2/ la position d’Aung san Suu Kyi elle-même : son conseiller Ko Ni avait été assassiné en 2017 et il constituait une épine dans le pied des militaires.

 

Elle menaçait «l’ordre établi» en proclamant qu’elle allait relancer les pourparlers permettant de mieux intégrer les ethnies minoritaires et risquait ainsi de bousculer leur pouvoir.

 

Depuis 2015, elle avait tenté de les amadouer, au risque d’affaiblir sa bonne image internationale en se montrant inflexible avec les Rohingyas.
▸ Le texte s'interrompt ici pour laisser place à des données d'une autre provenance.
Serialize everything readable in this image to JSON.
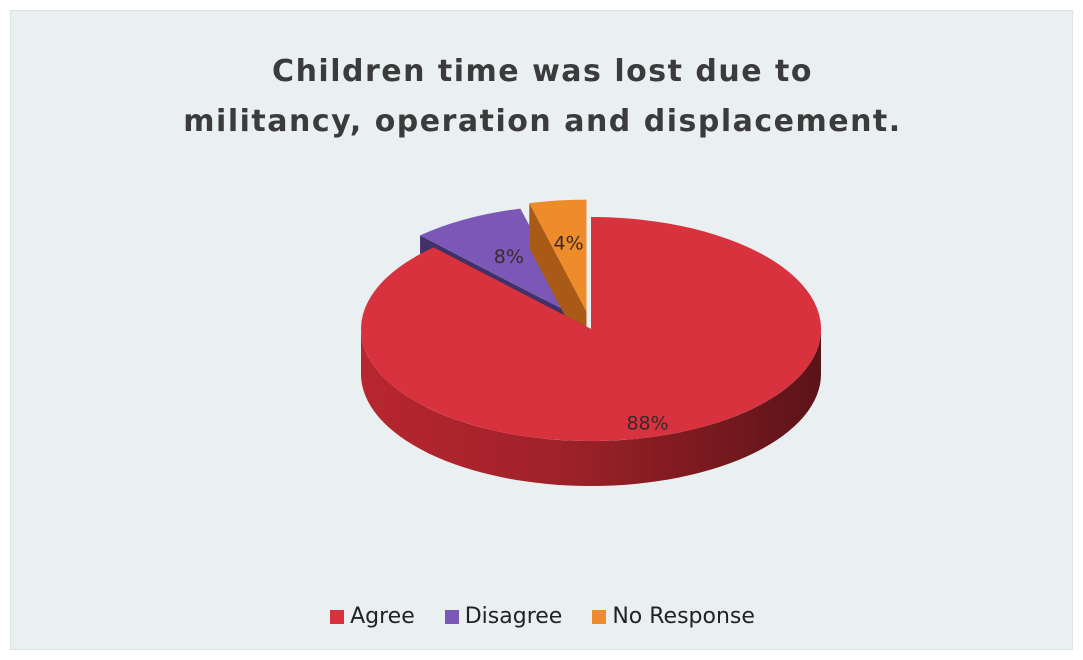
{
  "chart_data": {
    "type": "pie",
    "title_lines": [
      "Children time was lost due to",
      "militancy, operation and displacement."
    ],
    "categories": [
      "Agree",
      "Disagree",
      "No Response"
    ],
    "values": [
      88,
      8,
      4
    ],
    "labels": [
      "88%",
      "8%",
      "4%"
    ],
    "colors": [
      "#d8323e",
      "#7b58b8",
      "#ee8b2a"
    ],
    "side_colors": [
      "#8a1f26",
      "#41306a",
      "#a85a16"
    ],
    "style": "3d-exploded",
    "legend_position": "bottom"
  }
}
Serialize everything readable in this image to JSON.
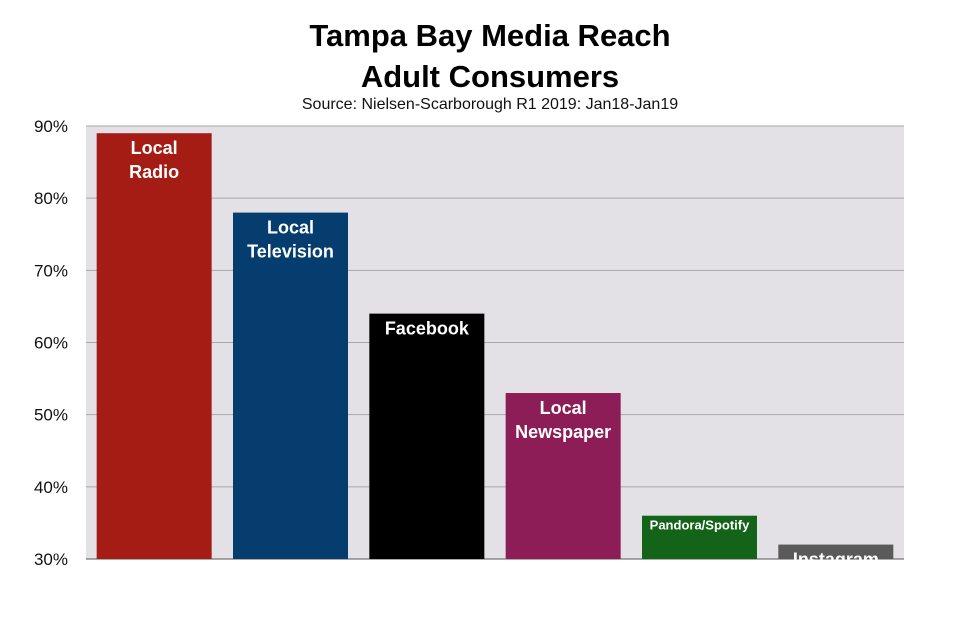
{
  "chart_data": {
    "type": "bar",
    "title_lines": [
      "Tampa Bay Media Reach",
      "Adult Consumers"
    ],
    "subtitle": "Source: Nielsen-Scarborough R1 2019: Jan18-Jan19",
    "xlabel": "",
    "ylabel": "",
    "ylim": [
      30,
      90
    ],
    "y_ticks": [
      "30%",
      "40%",
      "50%",
      "60%",
      "70%",
      "80%",
      "90%"
    ],
    "grid": true,
    "plot_background": "#e4e1e6",
    "categories": [
      {
        "label": [
          "Local",
          "Radio"
        ],
        "value": 89,
        "color": "#a51c15"
      },
      {
        "label": [
          "Local",
          "Television"
        ],
        "value": 78,
        "color": "#053e6e"
      },
      {
        "label": [
          "Facebook"
        ],
        "value": 64,
        "color": "#000000"
      },
      {
        "label": [
          "Local",
          "Newspaper"
        ],
        "value": 53,
        "color": "#8c1d56"
      },
      {
        "label": [
          "Pandora/Spotify"
        ],
        "value": 36,
        "color": "#136318"
      },
      {
        "label": [
          "Instagram"
        ],
        "value": 32,
        "color": "#5a5a5a"
      }
    ]
  }
}
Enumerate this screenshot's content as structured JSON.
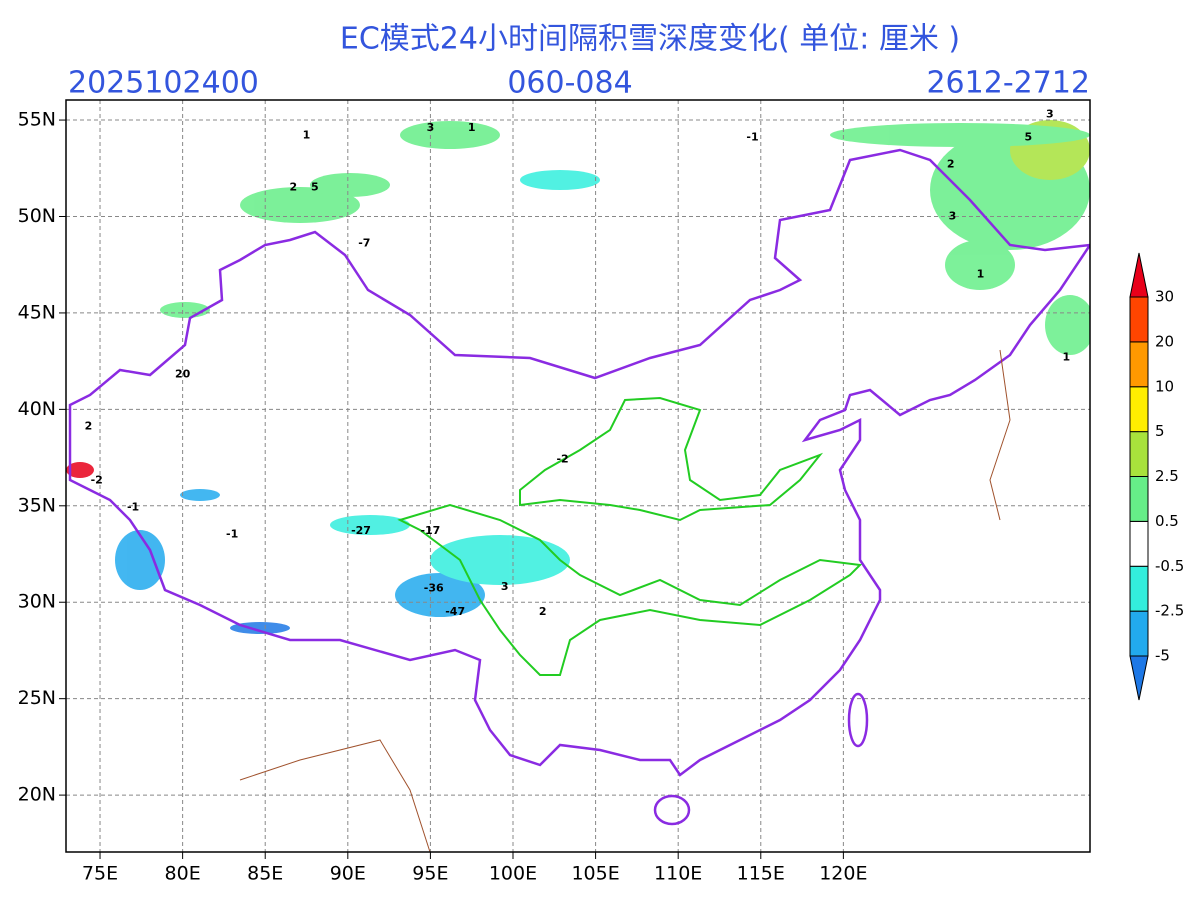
{
  "map": {
    "title": "EC模式24小时间隔积雪深度变化( 单位: 厘米 )",
    "init_time": "2025102400",
    "forecast_hours": "060-084",
    "valid_period": "2612-2712",
    "lonlim": [
      72.94,
      134.93
    ],
    "latlim": [
      17.05,
      56.04
    ],
    "lon_ticks": [
      {
        "value": 75,
        "label": "75E"
      },
      {
        "value": 80,
        "label": "80E"
      },
      {
        "value": 85,
        "label": "85E"
      },
      {
        "value": 90,
        "label": "90E"
      },
      {
        "value": 95,
        "label": "95E"
      },
      {
        "value": 100,
        "label": "100E"
      },
      {
        "value": 105,
        "label": "105E"
      },
      {
        "value": 110,
        "label": "110E"
      },
      {
        "value": 115,
        "label": "115E"
      },
      {
        "value": 120,
        "label": "120E"
      }
    ],
    "lat_ticks": [
      {
        "value": 20,
        "label": "20N"
      },
      {
        "value": 25,
        "label": "25N"
      },
      {
        "value": 30,
        "label": "30N"
      },
      {
        "value": 35,
        "label": "35N"
      },
      {
        "value": 40,
        "label": "40N"
      },
      {
        "value": 45,
        "label": "45N"
      },
      {
        "value": 50,
        "label": "50N"
      },
      {
        "value": 55,
        "label": "55N"
      }
    ],
    "grid": true,
    "colorbar": {
      "levels": [
        -5,
        -2.5,
        -0.5,
        0.5,
        2.5,
        5,
        10,
        20,
        30
      ],
      "colors": [
        "#1e78e6",
        "#22aaee",
        "#33eedd",
        "#ffffff",
        "#66ee88",
        "#a8e23c",
        "#ffee00",
        "#ff9900",
        "#ff4500",
        "#e8001a"
      ]
    },
    "station_labels": [
      {
        "text": "1",
        "lon": 87.5,
        "lat": 54.2
      },
      {
        "text": "3",
        "lon": 95,
        "lat": 54.6
      },
      {
        "text": "1",
        "lon": 97.5,
        "lat": 54.6
      },
      {
        "text": "2",
        "lon": 86.7,
        "lat": 51.5
      },
      {
        "text": "5",
        "lon": 88,
        "lat": 51.5
      },
      {
        "text": "-7",
        "lon": 91,
        "lat": 48.6
      },
      {
        "text": "20",
        "lon": 80,
        "lat": 41.8
      },
      {
        "text": "2",
        "lon": 74.3,
        "lat": 39.1
      },
      {
        "text": "-2",
        "lon": 74.8,
        "lat": 36.3
      },
      {
        "text": "-1",
        "lon": 77,
        "lat": 34.9
      },
      {
        "text": "-2",
        "lon": 103,
        "lat": 37.4
      },
      {
        "text": "-17",
        "lon": 95,
        "lat": 33.7
      },
      {
        "text": "-27",
        "lon": 90.8,
        "lat": 33.7
      },
      {
        "text": "-36",
        "lon": 95.2,
        "lat": 30.7
      },
      {
        "text": "-47",
        "lon": 96.5,
        "lat": 29.5
      },
      {
        "text": "3",
        "lon": 99.5,
        "lat": 30.8
      },
      {
        "text": "2",
        "lon": 101.8,
        "lat": 29.5
      },
      {
        "text": "-1",
        "lon": 83,
        "lat": 33.5
      },
      {
        "text": "-1",
        "lon": 114.5,
        "lat": 54.1
      },
      {
        "text": "5",
        "lon": 131.2,
        "lat": 54.1
      },
      {
        "text": "3",
        "lon": 132.5,
        "lat": 55.3
      },
      {
        "text": "2",
        "lon": 126.5,
        "lat": 52.7
      },
      {
        "text": "3",
        "lon": 126.6,
        "lat": 50
      },
      {
        "text": "1",
        "lon": 128.3,
        "lat": 47
      },
      {
        "text": "1",
        "lon": 133.5,
        "lat": 42.7
      }
    ]
  }
}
Mais elle était allée jusqu’à accuser devant la cour de La Haye en 2015 l’armée d’avoir eu « l’intention d’un génocide » contre eux.

 

Bien sûr, on ne peut prédire l’avenir mais l’armée a, en Birmanie, la situation bien en mains.

 

Qu’on permette à l’auteur de ces lignes d’évoquer les conversations qu’il avait eues avec des membres du pouvoir quand il était en fonction dans un pays de la région et qu’il continue à avoir avec ses amis qui y vivent.

 

Le meilleur service que la Dame du Lac puisse rendre à son pays, c’est de se contenter d’un titre honorifique. Il vaut mieux laisser la réalité du pouvoir là où elle est depuis très longtemps : aux forces de sécurité.

 

Et éviter de massacrer ceux qui ne sont pas contents. Le cours du fleuve de l’histoire est malheureusement souvent impitoyable.